I usually show my students a bunch of pictures to illustrate this. Let me try in words:
カフェテリアでたべます。I eat in the cafeteria. This absolutely must be 「で。」The cafeteria is the place where the action of eating takes place. It would be ungrammatical with 「に。」
おはしで たべます。I eat with chopsticks. This is a second use for 「で」。Think of it as "using."
カフェテリアにいます。I am in the cafeteria. The fact that I exist is not technically an action, at least not in the Japanese concept. It absolutely must take 「に。」
カフェテリアに行きます。I go to the cafeteria. The cafeteria is the destination. You could also use へ。
バスで行きます。I go by bus. I use the bus to go somewhere.
カフェテリアで行きます。I use the cafeteria to go somewhere. Maybe I ride in the cafeteria.
I hope this helps!
That guess is correct :)
The verb endings determine if it is positive or negative, as well as the tense.
行きます - Go/will go (present/future)
行きません - Do not go/will not go (neg present/future)
行きました - Went (past)
行きませんでした - Did not go (past neg)
particles mark the function of a noun in a sentence (topic, subject, object, location, time, destination, utensil, etc.). The topic/contrast particle は is more common in negative sentences, but does not itself make the sentence negative.

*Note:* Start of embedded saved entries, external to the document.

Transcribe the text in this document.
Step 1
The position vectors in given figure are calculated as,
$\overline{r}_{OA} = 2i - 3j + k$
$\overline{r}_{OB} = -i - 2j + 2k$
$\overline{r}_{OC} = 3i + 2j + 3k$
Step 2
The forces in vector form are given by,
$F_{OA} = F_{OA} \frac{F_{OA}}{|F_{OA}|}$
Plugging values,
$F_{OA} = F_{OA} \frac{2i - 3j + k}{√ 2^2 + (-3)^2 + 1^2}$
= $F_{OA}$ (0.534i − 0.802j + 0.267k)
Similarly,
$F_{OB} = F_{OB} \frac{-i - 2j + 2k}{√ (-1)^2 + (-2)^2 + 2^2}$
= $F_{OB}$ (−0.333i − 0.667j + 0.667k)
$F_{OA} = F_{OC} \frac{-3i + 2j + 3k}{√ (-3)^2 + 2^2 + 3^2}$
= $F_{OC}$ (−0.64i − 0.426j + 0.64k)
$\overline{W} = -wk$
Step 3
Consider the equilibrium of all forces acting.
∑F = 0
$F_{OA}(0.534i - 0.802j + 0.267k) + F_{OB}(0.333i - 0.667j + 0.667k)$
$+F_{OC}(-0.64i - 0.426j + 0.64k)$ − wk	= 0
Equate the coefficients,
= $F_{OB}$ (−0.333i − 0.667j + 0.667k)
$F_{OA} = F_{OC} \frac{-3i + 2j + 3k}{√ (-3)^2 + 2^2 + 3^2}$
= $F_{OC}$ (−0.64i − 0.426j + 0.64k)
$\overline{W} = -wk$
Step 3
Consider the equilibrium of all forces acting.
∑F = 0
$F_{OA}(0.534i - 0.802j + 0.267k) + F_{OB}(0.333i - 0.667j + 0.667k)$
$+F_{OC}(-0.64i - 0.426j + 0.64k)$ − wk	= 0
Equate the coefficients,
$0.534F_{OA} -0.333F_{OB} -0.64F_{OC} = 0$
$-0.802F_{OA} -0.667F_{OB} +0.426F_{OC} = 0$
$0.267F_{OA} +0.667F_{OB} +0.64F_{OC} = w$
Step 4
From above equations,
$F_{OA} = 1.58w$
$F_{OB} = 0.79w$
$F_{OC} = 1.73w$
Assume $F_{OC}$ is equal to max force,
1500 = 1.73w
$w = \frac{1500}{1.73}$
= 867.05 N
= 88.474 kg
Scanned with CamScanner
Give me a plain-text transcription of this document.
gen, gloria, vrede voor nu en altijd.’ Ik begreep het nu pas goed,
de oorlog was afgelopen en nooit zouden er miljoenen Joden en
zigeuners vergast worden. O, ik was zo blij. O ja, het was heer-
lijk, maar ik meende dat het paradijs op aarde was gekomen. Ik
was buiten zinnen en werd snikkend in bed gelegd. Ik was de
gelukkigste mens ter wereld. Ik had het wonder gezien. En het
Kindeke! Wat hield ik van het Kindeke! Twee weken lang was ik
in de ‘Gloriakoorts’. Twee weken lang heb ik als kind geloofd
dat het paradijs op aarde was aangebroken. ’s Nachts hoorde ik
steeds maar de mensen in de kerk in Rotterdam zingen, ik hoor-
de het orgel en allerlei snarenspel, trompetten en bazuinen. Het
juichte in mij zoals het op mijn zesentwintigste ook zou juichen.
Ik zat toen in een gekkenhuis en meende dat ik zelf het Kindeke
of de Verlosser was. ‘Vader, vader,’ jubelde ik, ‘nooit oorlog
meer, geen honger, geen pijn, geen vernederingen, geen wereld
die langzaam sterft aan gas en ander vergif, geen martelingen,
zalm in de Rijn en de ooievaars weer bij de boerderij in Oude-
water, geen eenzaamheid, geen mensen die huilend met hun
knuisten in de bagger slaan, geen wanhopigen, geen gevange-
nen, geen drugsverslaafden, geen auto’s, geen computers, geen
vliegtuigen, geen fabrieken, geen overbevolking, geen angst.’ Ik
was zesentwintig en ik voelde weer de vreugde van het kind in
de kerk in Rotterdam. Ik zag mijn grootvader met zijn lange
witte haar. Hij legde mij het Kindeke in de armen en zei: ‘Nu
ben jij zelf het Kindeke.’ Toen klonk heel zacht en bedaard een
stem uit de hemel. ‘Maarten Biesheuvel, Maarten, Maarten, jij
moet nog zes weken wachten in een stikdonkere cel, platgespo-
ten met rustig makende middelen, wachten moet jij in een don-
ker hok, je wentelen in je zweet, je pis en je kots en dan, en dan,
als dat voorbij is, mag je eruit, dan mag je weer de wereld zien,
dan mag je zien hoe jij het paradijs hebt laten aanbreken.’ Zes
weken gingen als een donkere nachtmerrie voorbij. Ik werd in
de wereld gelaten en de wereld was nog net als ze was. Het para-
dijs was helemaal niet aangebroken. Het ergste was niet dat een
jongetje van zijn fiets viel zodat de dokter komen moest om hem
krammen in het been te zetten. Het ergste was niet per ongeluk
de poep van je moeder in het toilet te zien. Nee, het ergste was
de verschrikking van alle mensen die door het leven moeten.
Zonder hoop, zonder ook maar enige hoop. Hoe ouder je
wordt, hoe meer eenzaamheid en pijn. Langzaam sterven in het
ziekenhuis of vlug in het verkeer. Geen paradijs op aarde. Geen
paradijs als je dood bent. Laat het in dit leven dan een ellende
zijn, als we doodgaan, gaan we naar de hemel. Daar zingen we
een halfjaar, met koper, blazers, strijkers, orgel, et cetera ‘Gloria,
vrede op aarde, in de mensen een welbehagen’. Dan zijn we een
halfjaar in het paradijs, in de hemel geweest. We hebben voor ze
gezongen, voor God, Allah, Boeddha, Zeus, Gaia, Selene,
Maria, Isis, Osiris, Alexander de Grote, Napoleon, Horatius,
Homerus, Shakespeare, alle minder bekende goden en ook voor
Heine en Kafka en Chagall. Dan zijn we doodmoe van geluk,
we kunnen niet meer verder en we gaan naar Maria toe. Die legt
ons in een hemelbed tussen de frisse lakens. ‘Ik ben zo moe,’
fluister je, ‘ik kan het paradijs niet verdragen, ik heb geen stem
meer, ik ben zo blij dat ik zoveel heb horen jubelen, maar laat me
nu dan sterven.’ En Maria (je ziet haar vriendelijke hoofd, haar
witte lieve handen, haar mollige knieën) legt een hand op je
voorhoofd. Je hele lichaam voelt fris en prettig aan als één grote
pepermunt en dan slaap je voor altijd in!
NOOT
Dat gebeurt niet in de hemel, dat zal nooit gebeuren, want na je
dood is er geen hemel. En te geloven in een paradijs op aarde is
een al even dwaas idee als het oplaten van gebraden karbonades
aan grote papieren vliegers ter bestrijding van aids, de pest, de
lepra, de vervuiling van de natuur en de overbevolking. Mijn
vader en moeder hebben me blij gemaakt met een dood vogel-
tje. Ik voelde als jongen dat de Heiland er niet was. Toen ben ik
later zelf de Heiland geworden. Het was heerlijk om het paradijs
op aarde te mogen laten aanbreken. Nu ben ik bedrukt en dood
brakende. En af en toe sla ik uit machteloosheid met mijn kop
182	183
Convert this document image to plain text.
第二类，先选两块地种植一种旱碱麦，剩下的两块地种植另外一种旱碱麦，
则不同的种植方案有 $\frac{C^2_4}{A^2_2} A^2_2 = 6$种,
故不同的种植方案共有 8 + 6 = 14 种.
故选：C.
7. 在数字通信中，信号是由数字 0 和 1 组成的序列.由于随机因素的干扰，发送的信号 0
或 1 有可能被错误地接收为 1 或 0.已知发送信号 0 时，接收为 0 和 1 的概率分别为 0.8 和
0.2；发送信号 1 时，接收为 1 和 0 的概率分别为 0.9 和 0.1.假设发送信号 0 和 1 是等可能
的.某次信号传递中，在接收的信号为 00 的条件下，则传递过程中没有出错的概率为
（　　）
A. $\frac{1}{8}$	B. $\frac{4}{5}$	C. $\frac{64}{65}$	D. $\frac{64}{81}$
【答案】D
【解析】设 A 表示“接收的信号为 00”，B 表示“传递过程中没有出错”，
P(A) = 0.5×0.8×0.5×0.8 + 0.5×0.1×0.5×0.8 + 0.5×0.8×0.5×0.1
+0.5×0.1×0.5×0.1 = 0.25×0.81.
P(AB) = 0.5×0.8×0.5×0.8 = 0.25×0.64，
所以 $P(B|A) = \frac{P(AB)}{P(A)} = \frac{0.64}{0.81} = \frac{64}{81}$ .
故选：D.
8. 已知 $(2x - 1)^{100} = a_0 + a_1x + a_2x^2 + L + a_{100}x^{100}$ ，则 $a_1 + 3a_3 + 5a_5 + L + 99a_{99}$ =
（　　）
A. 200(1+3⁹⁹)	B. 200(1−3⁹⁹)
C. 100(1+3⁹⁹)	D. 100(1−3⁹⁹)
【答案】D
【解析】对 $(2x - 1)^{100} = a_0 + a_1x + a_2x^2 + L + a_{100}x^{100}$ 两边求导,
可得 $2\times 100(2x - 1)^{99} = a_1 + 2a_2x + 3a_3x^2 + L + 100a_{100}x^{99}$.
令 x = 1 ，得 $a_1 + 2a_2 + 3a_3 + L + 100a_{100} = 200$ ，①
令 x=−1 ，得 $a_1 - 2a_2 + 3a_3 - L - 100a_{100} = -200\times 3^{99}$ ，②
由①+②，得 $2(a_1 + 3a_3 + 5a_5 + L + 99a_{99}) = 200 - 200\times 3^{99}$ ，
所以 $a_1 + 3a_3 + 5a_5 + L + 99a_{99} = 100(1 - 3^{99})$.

dam, sum of yall comments are from 3 years ago you probably already know Japanese now, but im just on level 1 im just started level one but if someone in the future read this um yeah I probably already know Japanese and Korean so yeah ummmmmmm im having a very hard time DOING THIS IT IS NOT EASY OK!!!!!!!!!!
In the lesson "tips" it says that the particle へ is a direction particle as in "to the office" and it lists に as the location and time particle such as "at 9 o'clock", "in May", "on Monday". So why is the に particle used here instead of へ?
Should it not be: 学校へ行きません instead of 学校に行きません???
に is a very versatile particle and also marks a destination/target of movement.
に puts more focus on the destination, the place that you do/do not go to. If you に a place you are likely to go there with a purpose and stay there for some time. You would also use this with instantaneous actions like 車に乗ります "get in the car"
へ puts more focus on the direction; the journey and movement itself. If you へ a place, you are going in the direction of that location but it is unclear if you will go directly there or if you will stay there once you arrive or just keep going. You would use this to talk about the path you took, especially if that path was a long journey. 北へ行きます "I go to the north", 日本へようこそ "Welcome to Japan"
In most cases they are completely interchangeable for marking a destination, though if you are also stating a time which would use に you may choose へ over に for a destination to avoid using に repeatedly.
In a negative sentence like this you may use に because you are talking about not going to a specific destination, you don't need to emphasize the path you did not take.